Symptoms of palmar and plantar hyperhidrosis can be reduced by treatment with botulinum neurotoxin, though it is crucial to effectively manage pain during injection, according to an article published in the journal Dermatologic Clinics(Oct. 2014; 32(4):505–515).
“The hands are extremely sensitive,” said Dr. Nowell Solish, an assistant professor at the University of Toronto and an author of the paper. “If you are injecting [botulinum neurotoxin]
into the face you are putting it into an area with a lot less nerves and the skin is a lot looser and softer. When you put it into the hand it is very thick skin, tight skin, and there are a lot of nerve endings so it can be very uncomfortable.”
Use ice to numb the injection site Dr. Solish’s technique, which he recommends as an efficient and effective approach, is to use ice with gauze frozen around it. He places a towel under the patient’s hand or foot to catch the dripping and then puts the ice on the spot where he will inject.
The ice is held in place for 10 seconds
He then moves the ice to the next site of injection and while holding it there he makes the initial injection. He repeats this technique with the following injections. This makes the procedure very tolerable.
Another pearl from Dr. Solish is to use a BD insulin syringe. He says because this syringe has a small, sharp needle it is easier to inject under pressure, which is required to inject into the hands and feet.

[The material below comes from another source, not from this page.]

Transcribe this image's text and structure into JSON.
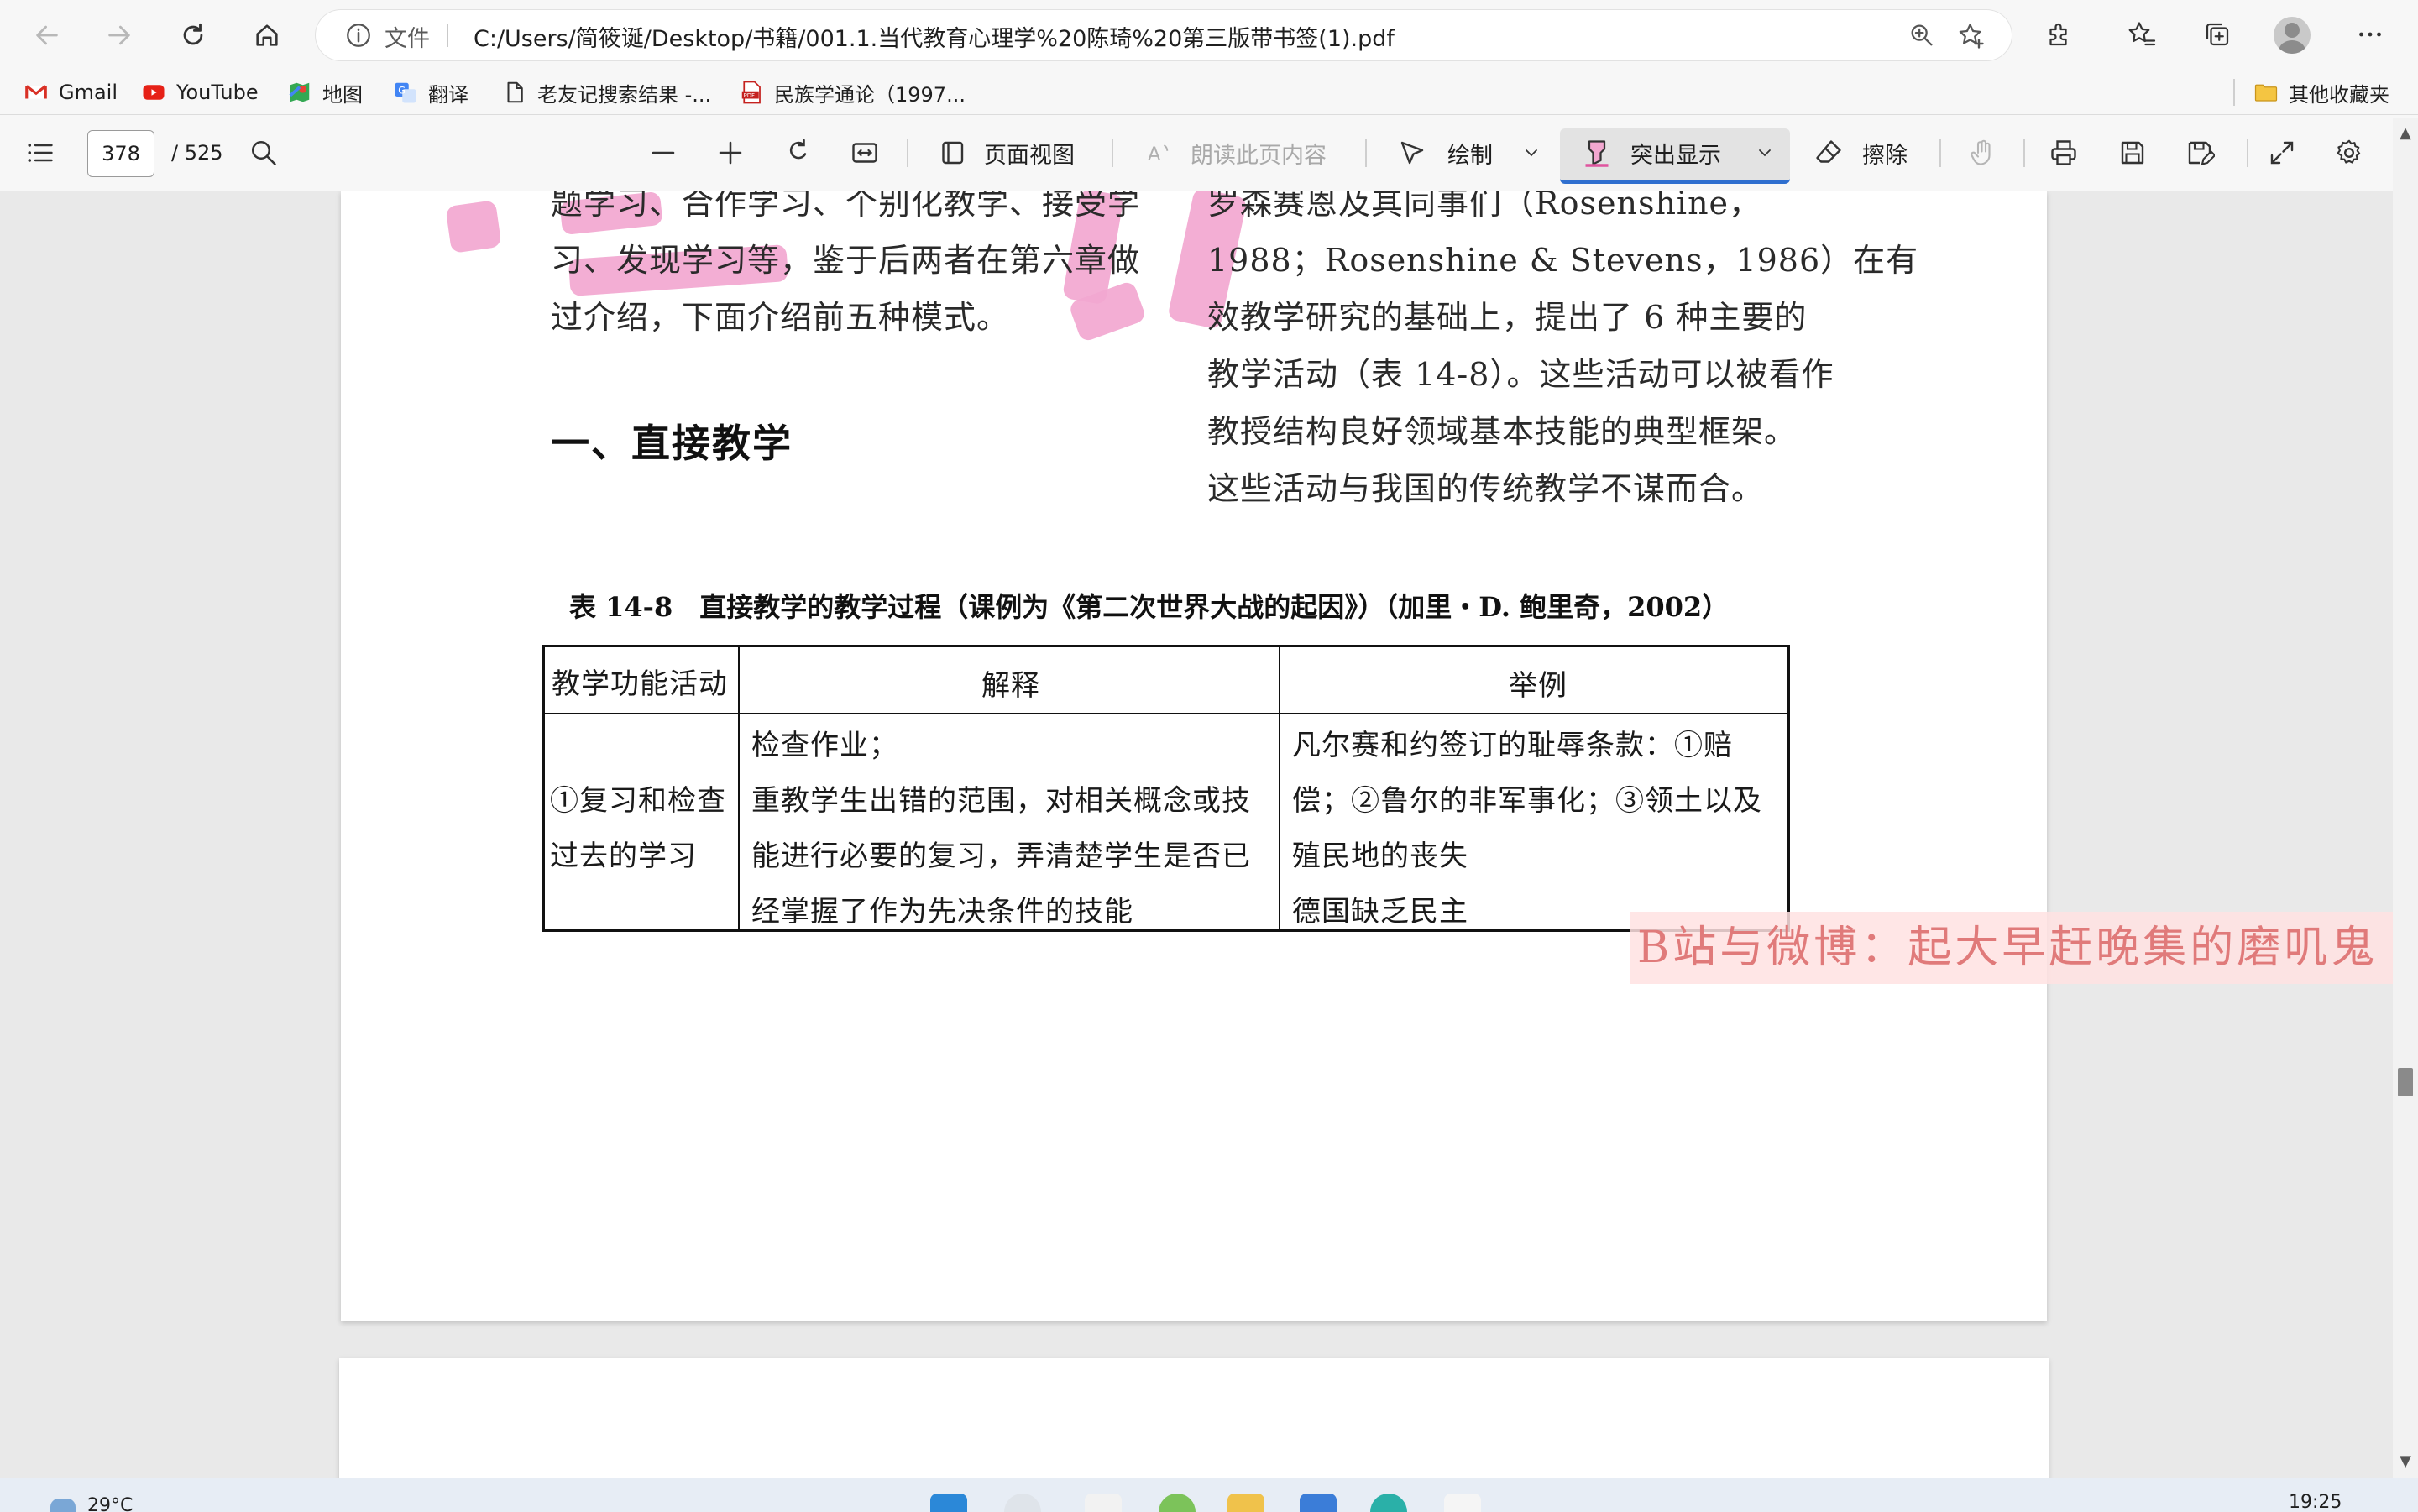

This approach “is usually a little time consuming but it is usually very effective, both from a pain point of view and to get the drug where you want it,” said Dr. Solish.
Nerve blocks accomplished through injection of anesthesia is not as desirable in palmar and plantar hyperhidrosis cases, said Dr. Solish, because the hands and feet remain frozen for hours. Patients are unable to use their hands for important tasks such as driving.
Botulinum neurotoxin is an effective treatment for palmar hyperhidrosis in about 80 to 85% of patients, according to Dr. Solish, compared to a 99% efficacy rating for axillary hyperhidrosis.
Usually the treatment needs to be repeated every six months in the hands and feet and up to seven months for the underarms, he said.
Other treatment options There are al so other methods for treating palmar and plantar hyperhidrosis such as utilizing an iontophoresis machine. The machine sends an electric current through the water and will result in a plug in the sweat glands.
The procedure is usually done three times a week and each session is about 20 to 30 minutes in length. Dr. Solish said this therapy is effective for about 80% of palmar or plantar hyperhidrosis patients. For the clinician, the machine is a one time cost, and has no consumables.
Surgery is another option, said Dr. Solish, although it carries a high risk. A high percentage of patients who undergo surgery develop compensatory sweating, which is irreversible.
“I do not recommend the surgery very often, unless we have tried everything and nothing works and they want to go for it. The results are permanent, but so are the side effects.”
Need greater awareness of condition Dermatologists are becoming more aware of palmar and plantar hyperhidrosis treatment options—including botulinum neurotoxin. Awareness, however, among primary care physicians and patients is still limited, noted Dr. Solish.
“A lot of patients do not know about [palmar and planter hyperhidrosis]. They do not know that they have something that is wrong that can be improved so they live in silence with it,” said Dr. Solish.
“Now with the Internet it helps because . . . they can search [about the problem] and they can see that there are options out there. I think if people have excessive sweating they should just know that it is not normal, but it is not uncommon, and there are options available to improve it.”
Dr. Solish added that palmar and plantar hyperhidrosis patients that he treats with botulinum neurotoxin are his most satisfied patients.
“They are so happy because you have taken something that haunts them everyday. They worry about it, they are self conscious about it, they are not dating, they are afraid to lift their hand in school, or they are afraid to shake someone’s hand . . . and then [after botulinum toxin injections] they just forget about it.”